Indian-origin girl Ivy League queen

Sunday, 12/04/2015

http://paper.hindustantimes.com/epaper/viewer.aspx

NEW DELHI: Indian-American student Pooja Chandrashekar has reason enough to feel on top of the world. At the age of just 17, she’s developed an app that analyses speech patterns to predict whether a person has Parkinson’s disease and set up a nationwide organisation to encourage young American girls to pursue careers in technology.

But that’s not all – she’s also secured admission to 14 top US universities, including all eight Ivy League schools. Even among the brainy kids at Virginia’s Thomas Jefferson High School for Science and Technology, a top-ranked in the US, she stands out with her 4.57 grade-point average and a score of 2,390 (out of 2,400) in SAT (standardised entrance test for US colleges). And now that she has the choice to get into the Ivy League schools or Stanford, MIT, Duke, the University of Virginia, the University of Michigan and Georgia Tech.

The only child of engineers who migrated to the US from Bengaluru is dreaming of a career at the “nexus of medicine, technology and entrepreneurship as a physician developing innovative healthcare technologies”.

“I feel so honored and humbled to be accepted to these colleges and be recognised for my work and efforts over the past four years,” Pooja told Hindustan Times in an email interview.

She has narrowed her list to Harvard, Stanford and Brown, where she got into a programme that guarantees her admission to the university’s medical school.

Getting admission to one Ivy League school is a rare achievement for most US high school students and it is extremely rare for a student to get accepted at all eight, though a few manage to do so each year.

But Pooja has more than her academic achievements to fall back on. The mobile app she developed analyses speech patterns and predicts if a person has Parkinson’s disease with 96% accuracy.

She founded ProjectCSGIRLS after her sophomore year as a “response to the tech gender gap that was glaringly noticeable in her computer science classes”. “I was one of only three girls in my AP Computer Science class freshman year, so that’s what motivated me to start ProjectCSGIRLS as a way of encouraging more girls to become future leaders in technology and computer science,” she said.

Not content with encouraging girls in the US to pursue careers in technology, Pooja said she would also like to do something similar in India.

“I would love to help girls in India take to careers in technology!
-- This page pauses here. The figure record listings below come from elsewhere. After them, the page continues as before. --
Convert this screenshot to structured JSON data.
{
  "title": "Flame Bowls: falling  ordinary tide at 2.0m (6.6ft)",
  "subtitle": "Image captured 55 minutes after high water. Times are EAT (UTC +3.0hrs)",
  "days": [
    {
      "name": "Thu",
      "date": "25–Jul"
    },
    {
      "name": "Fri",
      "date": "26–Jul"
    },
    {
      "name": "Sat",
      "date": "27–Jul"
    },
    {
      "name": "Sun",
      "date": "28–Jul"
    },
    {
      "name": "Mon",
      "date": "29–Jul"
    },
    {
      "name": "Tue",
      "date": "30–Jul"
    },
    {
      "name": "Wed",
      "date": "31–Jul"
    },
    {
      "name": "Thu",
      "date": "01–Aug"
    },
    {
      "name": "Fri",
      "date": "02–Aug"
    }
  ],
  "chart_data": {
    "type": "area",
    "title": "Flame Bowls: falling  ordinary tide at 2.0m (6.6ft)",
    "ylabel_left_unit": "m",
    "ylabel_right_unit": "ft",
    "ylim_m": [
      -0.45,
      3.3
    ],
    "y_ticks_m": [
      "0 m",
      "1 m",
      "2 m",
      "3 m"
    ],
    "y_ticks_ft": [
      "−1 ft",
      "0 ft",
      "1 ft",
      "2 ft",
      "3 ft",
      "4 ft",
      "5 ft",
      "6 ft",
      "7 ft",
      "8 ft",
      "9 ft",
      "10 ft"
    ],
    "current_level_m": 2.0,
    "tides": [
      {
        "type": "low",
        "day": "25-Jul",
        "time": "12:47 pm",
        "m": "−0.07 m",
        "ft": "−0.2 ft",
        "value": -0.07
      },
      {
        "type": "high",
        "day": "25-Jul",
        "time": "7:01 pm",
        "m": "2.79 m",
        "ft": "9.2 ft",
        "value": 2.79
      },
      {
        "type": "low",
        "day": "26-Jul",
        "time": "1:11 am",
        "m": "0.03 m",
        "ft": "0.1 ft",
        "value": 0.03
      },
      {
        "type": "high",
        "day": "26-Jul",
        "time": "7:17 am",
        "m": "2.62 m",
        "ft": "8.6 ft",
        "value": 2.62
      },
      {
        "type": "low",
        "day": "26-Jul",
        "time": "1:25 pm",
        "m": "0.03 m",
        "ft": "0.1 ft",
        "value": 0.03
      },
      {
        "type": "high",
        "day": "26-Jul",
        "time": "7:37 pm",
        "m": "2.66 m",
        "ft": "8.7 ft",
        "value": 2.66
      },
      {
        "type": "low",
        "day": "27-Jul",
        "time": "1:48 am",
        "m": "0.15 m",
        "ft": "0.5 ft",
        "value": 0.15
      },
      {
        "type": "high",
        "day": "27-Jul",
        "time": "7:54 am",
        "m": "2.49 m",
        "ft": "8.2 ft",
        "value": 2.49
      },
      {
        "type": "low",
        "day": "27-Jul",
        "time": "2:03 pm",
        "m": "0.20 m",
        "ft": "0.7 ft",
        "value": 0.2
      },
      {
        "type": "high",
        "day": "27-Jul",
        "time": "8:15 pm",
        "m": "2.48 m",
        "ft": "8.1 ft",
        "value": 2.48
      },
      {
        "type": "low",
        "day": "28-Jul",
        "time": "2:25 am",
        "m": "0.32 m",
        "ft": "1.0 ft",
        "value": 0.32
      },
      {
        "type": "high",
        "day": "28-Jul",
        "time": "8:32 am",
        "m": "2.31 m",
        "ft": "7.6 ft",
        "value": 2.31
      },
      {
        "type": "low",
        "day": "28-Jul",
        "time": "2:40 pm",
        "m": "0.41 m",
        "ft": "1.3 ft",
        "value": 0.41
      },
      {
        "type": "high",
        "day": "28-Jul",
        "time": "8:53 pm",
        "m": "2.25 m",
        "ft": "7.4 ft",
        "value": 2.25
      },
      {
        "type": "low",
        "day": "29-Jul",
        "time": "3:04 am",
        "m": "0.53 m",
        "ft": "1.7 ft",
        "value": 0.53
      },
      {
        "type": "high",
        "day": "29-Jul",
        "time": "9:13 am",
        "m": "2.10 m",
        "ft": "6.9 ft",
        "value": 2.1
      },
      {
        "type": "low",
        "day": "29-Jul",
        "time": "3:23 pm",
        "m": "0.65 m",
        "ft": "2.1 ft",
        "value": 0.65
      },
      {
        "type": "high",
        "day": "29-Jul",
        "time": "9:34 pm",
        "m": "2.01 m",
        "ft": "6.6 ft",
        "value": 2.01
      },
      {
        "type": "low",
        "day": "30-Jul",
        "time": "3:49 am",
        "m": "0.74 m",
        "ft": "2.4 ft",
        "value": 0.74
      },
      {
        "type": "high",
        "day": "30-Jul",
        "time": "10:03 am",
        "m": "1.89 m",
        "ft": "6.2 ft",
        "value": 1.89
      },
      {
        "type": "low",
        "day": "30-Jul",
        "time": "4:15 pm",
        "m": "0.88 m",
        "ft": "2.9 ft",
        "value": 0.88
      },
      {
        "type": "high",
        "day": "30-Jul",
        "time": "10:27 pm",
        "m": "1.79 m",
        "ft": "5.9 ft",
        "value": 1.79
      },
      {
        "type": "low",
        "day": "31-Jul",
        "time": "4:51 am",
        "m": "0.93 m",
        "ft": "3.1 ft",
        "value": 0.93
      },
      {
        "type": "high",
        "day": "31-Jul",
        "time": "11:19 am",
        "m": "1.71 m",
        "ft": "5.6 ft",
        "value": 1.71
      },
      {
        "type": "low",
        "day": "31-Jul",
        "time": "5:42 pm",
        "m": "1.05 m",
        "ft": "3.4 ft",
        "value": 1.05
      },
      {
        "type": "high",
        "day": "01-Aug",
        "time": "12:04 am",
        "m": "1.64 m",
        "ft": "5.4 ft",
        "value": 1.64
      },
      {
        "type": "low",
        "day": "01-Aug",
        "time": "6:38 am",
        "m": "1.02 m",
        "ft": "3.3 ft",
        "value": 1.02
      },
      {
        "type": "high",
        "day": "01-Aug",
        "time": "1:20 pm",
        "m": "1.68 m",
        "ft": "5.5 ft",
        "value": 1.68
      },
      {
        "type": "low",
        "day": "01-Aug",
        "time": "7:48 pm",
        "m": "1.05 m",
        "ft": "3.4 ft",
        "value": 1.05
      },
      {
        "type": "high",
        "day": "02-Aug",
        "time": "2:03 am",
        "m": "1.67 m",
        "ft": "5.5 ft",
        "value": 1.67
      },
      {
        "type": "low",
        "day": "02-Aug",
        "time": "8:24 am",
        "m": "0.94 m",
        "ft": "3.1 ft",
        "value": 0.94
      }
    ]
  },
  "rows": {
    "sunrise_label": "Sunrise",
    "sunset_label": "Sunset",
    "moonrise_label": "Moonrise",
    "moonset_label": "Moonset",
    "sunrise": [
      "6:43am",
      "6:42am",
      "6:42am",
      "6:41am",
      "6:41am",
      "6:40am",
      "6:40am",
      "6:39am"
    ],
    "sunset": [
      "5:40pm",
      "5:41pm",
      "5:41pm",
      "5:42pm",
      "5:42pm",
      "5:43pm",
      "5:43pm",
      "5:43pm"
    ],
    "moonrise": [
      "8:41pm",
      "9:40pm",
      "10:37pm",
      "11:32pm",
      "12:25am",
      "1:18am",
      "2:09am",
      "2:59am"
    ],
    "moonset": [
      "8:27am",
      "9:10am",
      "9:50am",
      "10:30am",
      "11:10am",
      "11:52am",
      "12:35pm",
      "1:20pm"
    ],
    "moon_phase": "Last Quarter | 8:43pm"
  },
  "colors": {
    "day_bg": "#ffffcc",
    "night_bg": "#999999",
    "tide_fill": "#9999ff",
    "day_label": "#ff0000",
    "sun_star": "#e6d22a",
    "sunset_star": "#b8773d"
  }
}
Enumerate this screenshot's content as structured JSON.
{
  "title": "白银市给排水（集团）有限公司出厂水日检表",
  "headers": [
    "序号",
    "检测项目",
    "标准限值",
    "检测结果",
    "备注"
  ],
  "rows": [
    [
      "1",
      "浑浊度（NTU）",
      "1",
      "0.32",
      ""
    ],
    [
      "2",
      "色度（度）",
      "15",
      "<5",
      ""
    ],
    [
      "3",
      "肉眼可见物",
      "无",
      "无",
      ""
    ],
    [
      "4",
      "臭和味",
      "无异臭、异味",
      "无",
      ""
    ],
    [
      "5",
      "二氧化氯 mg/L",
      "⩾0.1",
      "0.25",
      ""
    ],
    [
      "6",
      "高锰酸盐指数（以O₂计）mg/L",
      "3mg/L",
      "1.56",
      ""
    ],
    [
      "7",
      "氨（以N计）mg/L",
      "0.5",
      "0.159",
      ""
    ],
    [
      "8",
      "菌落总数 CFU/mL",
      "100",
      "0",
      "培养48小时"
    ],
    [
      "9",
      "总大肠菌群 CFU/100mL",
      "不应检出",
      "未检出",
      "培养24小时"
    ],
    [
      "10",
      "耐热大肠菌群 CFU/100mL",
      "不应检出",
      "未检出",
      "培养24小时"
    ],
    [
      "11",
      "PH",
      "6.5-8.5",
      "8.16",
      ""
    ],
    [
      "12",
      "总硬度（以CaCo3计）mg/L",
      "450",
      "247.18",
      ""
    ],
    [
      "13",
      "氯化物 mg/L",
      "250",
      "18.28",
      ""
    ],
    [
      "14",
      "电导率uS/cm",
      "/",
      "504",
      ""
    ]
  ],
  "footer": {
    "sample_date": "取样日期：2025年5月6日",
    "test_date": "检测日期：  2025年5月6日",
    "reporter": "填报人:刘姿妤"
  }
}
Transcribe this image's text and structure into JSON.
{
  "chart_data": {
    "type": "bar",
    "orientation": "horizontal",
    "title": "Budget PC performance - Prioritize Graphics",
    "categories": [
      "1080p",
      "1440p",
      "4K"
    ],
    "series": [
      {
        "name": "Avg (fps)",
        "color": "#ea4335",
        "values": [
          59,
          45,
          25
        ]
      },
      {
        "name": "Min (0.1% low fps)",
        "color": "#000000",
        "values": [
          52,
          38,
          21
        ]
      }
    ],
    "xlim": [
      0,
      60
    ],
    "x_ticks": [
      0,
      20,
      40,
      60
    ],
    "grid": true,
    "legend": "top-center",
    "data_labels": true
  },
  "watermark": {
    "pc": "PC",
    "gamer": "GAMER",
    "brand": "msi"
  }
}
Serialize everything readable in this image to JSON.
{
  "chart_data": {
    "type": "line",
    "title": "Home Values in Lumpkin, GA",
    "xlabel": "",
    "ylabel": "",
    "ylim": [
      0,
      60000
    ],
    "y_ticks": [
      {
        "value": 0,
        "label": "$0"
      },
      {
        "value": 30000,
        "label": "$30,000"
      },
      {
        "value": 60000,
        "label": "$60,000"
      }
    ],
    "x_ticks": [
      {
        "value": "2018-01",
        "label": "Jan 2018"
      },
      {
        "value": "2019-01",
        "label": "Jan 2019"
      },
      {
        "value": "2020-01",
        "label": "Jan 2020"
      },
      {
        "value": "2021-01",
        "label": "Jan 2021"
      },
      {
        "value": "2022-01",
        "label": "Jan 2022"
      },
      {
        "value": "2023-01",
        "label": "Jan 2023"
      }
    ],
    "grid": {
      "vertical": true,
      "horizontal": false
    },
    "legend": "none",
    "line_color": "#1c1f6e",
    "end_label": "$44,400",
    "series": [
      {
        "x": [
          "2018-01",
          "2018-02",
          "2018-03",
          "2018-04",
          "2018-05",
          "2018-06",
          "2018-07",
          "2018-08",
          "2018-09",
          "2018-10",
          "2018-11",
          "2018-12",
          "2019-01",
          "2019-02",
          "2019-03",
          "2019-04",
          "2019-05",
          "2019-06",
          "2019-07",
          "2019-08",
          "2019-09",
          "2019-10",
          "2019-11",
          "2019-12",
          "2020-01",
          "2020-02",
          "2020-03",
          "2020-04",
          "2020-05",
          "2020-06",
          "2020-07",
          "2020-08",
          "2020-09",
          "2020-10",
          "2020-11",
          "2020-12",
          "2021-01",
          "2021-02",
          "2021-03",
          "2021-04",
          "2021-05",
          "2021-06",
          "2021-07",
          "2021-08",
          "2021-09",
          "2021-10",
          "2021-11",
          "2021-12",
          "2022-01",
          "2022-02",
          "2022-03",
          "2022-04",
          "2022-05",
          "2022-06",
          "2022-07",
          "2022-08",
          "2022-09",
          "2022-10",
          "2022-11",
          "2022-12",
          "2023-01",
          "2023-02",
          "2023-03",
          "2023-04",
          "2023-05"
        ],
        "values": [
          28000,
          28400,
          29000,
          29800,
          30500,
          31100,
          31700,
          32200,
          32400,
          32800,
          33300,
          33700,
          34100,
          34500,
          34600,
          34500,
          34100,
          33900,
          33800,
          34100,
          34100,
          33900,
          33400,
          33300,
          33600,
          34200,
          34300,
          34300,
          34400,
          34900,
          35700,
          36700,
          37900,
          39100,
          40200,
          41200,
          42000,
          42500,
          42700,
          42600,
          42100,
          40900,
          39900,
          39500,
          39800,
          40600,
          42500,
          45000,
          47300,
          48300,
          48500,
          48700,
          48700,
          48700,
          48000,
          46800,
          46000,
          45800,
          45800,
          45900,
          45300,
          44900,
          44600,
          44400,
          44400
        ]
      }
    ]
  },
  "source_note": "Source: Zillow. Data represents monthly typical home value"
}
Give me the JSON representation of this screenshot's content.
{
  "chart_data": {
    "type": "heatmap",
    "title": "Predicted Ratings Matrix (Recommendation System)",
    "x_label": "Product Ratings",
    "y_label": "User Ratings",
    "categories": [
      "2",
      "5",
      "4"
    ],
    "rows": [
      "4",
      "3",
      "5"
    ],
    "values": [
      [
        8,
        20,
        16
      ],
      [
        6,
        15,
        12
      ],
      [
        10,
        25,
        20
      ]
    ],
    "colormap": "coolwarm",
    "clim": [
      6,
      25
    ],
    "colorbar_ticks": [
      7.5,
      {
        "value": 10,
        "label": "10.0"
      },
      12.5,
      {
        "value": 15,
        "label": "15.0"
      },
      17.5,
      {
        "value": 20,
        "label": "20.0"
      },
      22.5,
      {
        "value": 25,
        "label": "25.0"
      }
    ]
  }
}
We’re actually working on launching an international computer science competition through ProjectCSGIRLS for students outside of the US and we hope to get that up and running next year,” she said.

“I’m also hoping to get involved with biomedical engineering and computational neuroscience research throughout college and medical school since I’ve loved doing research during my high school years and have been recognised as an Intel Science Talent Search Semifinalist and Siemens Competition National Semifinalist,” she added.

Pooja said her parents – her mother works as a software engineer and her dad as a network engineer – immigrated from Bengaluru nearly 25 years ago. “They obtained their master’s degrees here in the US - my mom at Arizona State University and my dad at Texas A&M. I do still have family in Bangalore and Mysore and I do still visit India,” she said.

Pooja spent her summers attending programmes in robotics and tinkered with web design and game programming. In middle school, she built a windmill to explore the prospects of renewable energy.

As a summer intern at the MITRE Corporation, a not-forprofit organisation that operates research and development centres sponsored by the US government, Pooja impressed older colleagues by working on a diagnostic tool for determining early signs of mild traumatic brain injuries (mTBI), said James S Ellenbogen, chief scientist of emerging technologies at MITRE.

Despite her accomplishments, Pooja is like most other teenagers. She enjoys watching TV shows like Shark Tank, listening to Bollywood music and exploring restaurants. She’s also a fan of the Food Network and is amazed by chefs who show off their skills in the kitchen.